Nel corso degli ultimi due anni, tra il maggio del 2019 e quello del 2021 il drammaturgo, narratore e saggista Stefano Massini ha riflettuto sull’attualità dando poi settimanalmente alle stampe sul Robinson di Repubblica – un articolo nel quale cercava di cogliere e analizzare qualche aspetto della nostra quotidianità. Ora ha raccolto e ampliato – aggiungendovi numerosi contributi inediti – i pensieri elaborati in quel periodo in Manuale di sopravvivenza. Messaggi in bottiglia di inizio millennio (il Mulino, pp. 246, euro 14): una sorta di diario le cui pagine appaiono prima ispirate dalle tante inquietudini e contraddizioni che segnano la nostra esistenza e, successivamente, sollecitate dalla sempre più grave e angosciante situazione pandemica.

UNA VERA E PROPRIA esplosione virale che ha sconvolto, quasi di colpo, il nostro presente costringendoci, tra l’altro, ad accettare alcune drastiche limitazioni delle libertà personali, a scoprire il significato letterale e profondo del verbo sopravvivere, a riconsiderare il concetto stesso di futuro. Massini esamina gli ostacoli che dobbiamo superare ogni giorno; descrive inoltre un’umanità priva di amici ma con tanti «follower», disposta a tollerare i cambiamenti climatici, ad appropriarsi di nuovi calendari e riti, ad accettare realtà come il sovraffollamento delle carceri e la diffusa violazione dei diritti umani, a non porsi tante domande su Erdogan o «zar Putin». Una comunità alla quale il Covid ha ricordato – in modo persino brutale – quanto la nostra vita sia fondata su un equilibrio fragile e provvisorio.

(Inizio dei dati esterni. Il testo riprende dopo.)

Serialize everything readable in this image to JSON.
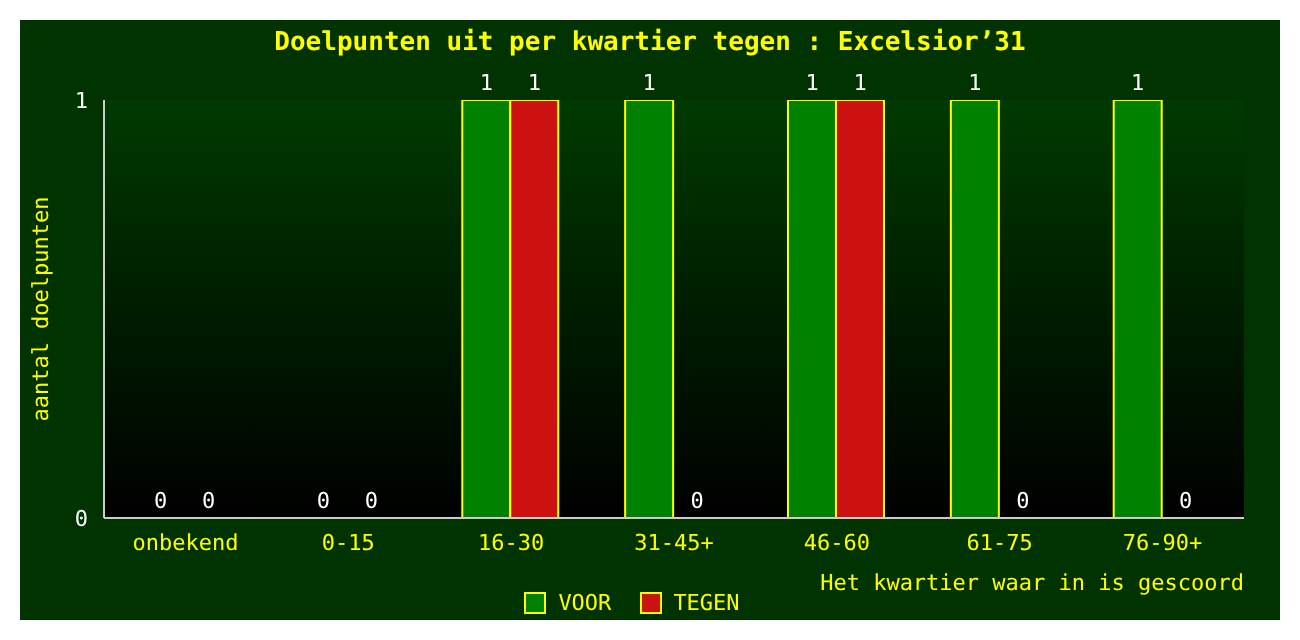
{
  "chart_data": {
    "type": "bar",
    "title": "Doelpunten uit per kwartier tegen : Excelsior’31",
    "categories": [
      "onbekend",
      "0-15",
      "16-30",
      "31-45+",
      "46-60",
      "61-75",
      "76-90+"
    ],
    "series": [
      {
        "name": "VOOR",
        "color": "#008000",
        "values": [
          0,
          0,
          1,
          1,
          1,
          1,
          1
        ]
      },
      {
        "name": "TEGEN",
        "color": "#cc1111",
        "values": [
          0,
          0,
          1,
          0,
          1,
          0,
          0
        ]
      }
    ],
    "ylim": [
      0,
      1
    ],
    "yticks": [
      0,
      1
    ],
    "ylabel": "aantal doelpunten",
    "xlabel": "Het kwartier waar in is gescoord",
    "data_labels": true,
    "legend": "bottom",
    "grid": false
  }
}
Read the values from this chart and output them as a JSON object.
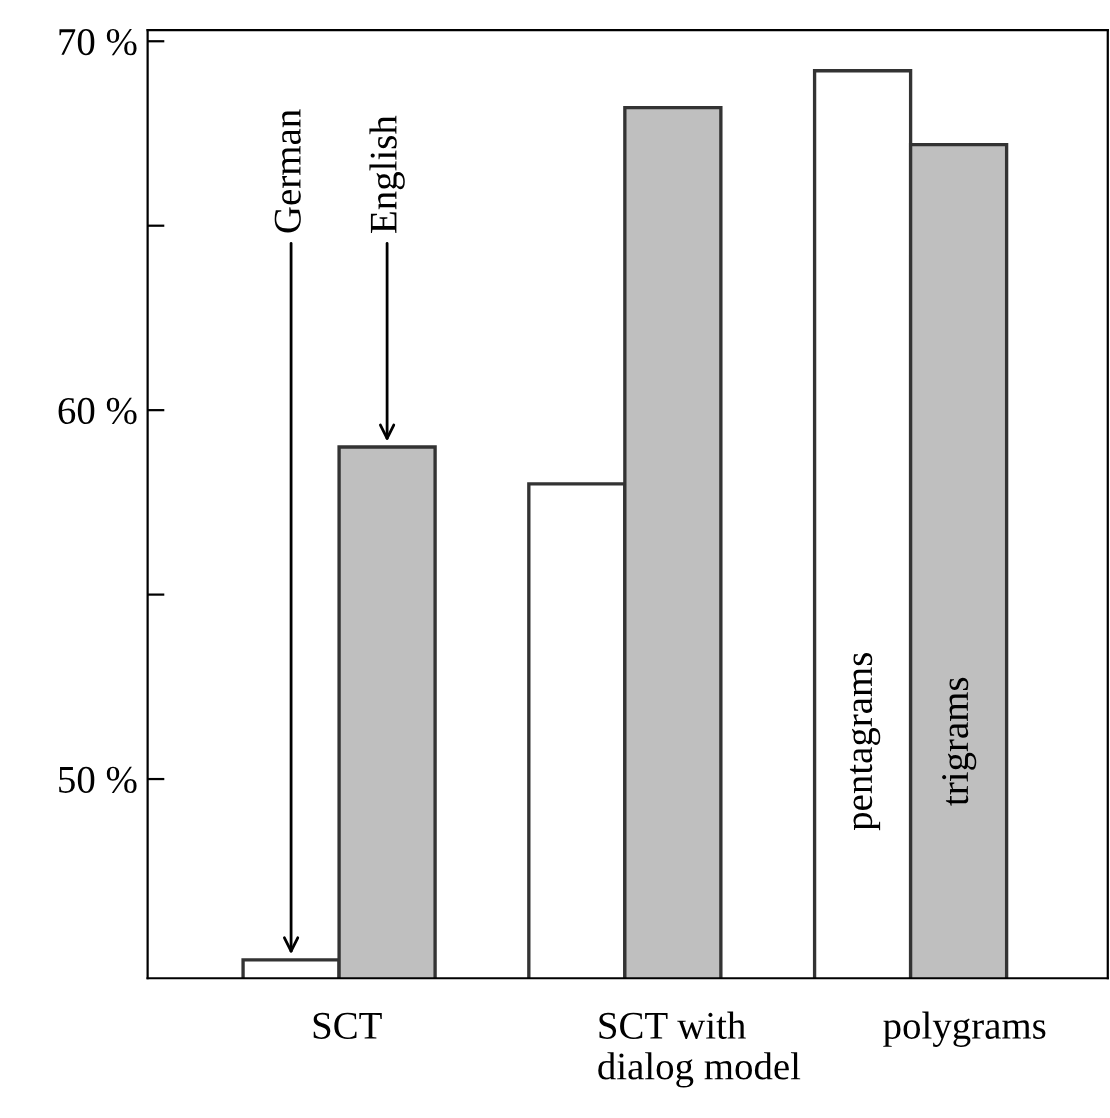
{
  "chart_data": {
    "type": "bar",
    "categories": [
      "SCT",
      "SCT with\ndialog model",
      "polygrams"
    ],
    "series": [
      {
        "color": "#ffffff",
        "values": [
          45.1,
          58.0,
          69.2
        ]
      },
      {
        "color": "#bfbfbf",
        "values": [
          59.0,
          68.2,
          67.2
        ]
      }
    ],
    "ylim": [
      44.6,
      70.3
    ],
    "yticks": [
      {
        "value": 50,
        "label": "50 %"
      },
      {
        "value": 55,
        "label": null
      },
      {
        "value": 60,
        "label": "60 %"
      },
      {
        "value": 65,
        "label": null
      },
      {
        "value": 70,
        "label": "70 %"
      }
    ],
    "annotations": [
      "German",
      "English",
      "pentagrams",
      "trigrams"
    ],
    "grid": false,
    "legend": false
  }
}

Occorre poi aggiungere come il virus abbia fatto prepotentemente irruzione nella sfera emotiva di ognuno: simile a un fiume in piena che travolge tutto e tutti, ha assediato il singolo individuo, lo ha posto in una condizione di isolamento forzato e spesso – a seguito del contagio – reso preda della cosiddetta nebbia cognitiva, uno stato che ne riduce notevolmente la capacità di connettere e riflettere. Finito anch’egli nella rete del virus, scrive al riguardo l’autore: «Ho perso odori, sapori, non distinguo più i cibi». Per osservare, qualche riga più avanti: «Sono questi sintomi, più della febbre, più dei dolori, a rendermi l’esperienza squassante: qualcosa sta attentando al senso profondo di me, alla percezione della realtà, allo sguardo sulle cose e alla reazione che comporta».

FONDAMENTALE resta la sua sensibilità nei confronti del linguaggio: egli ne nota con perspicacia i mutamenti, l’ormai avvenuta plastificazione, i termini di recentissimo conio, il diverso significato attribuito ad alcune parole certo non nuove, la spiccata tendenza a comunicare attraverso il continuo ricorso ai messaggini, il progressivo impoverimento del lessico.

UNA SENSIBILITÀ che contribuisce, senza alcun dubbio, a innalzare la qualità della sua scrittura. Grazie a una prosa che si caratterizza per l’asciuttezza, l’incisività, il ritmo, l’accorto impiego dei vari registri espressivi, il misurato utilizzo degli aggettivi e degli avverbi, i tanti articoli presenti nel volume costituiscono una lettura avvincente.

Va inoltre messo in rilievo come Massini concentri il proprio interesse su un paese che si rivela inizialmente attonito, poi sconcertato, reso infine sempre più ansimante dal lungo tunnel che è stato costretto a percorrere. E, in conclusione, sembra opportuno sottolineare come egli sia riuscito a realizzare un’indagine pregevole, attenta sia ai vasti orizzonti che ai particolari minuti, tanto alle paure quanto agli umori, felicemente in bilico tra letteratura e storia, filosofia ed etica, antropologia e politica internazionale, sociologia e psicologia: una disamina, nel complesso, assai acuta che ha il merito di fornirci numerosi spunti di riflessione.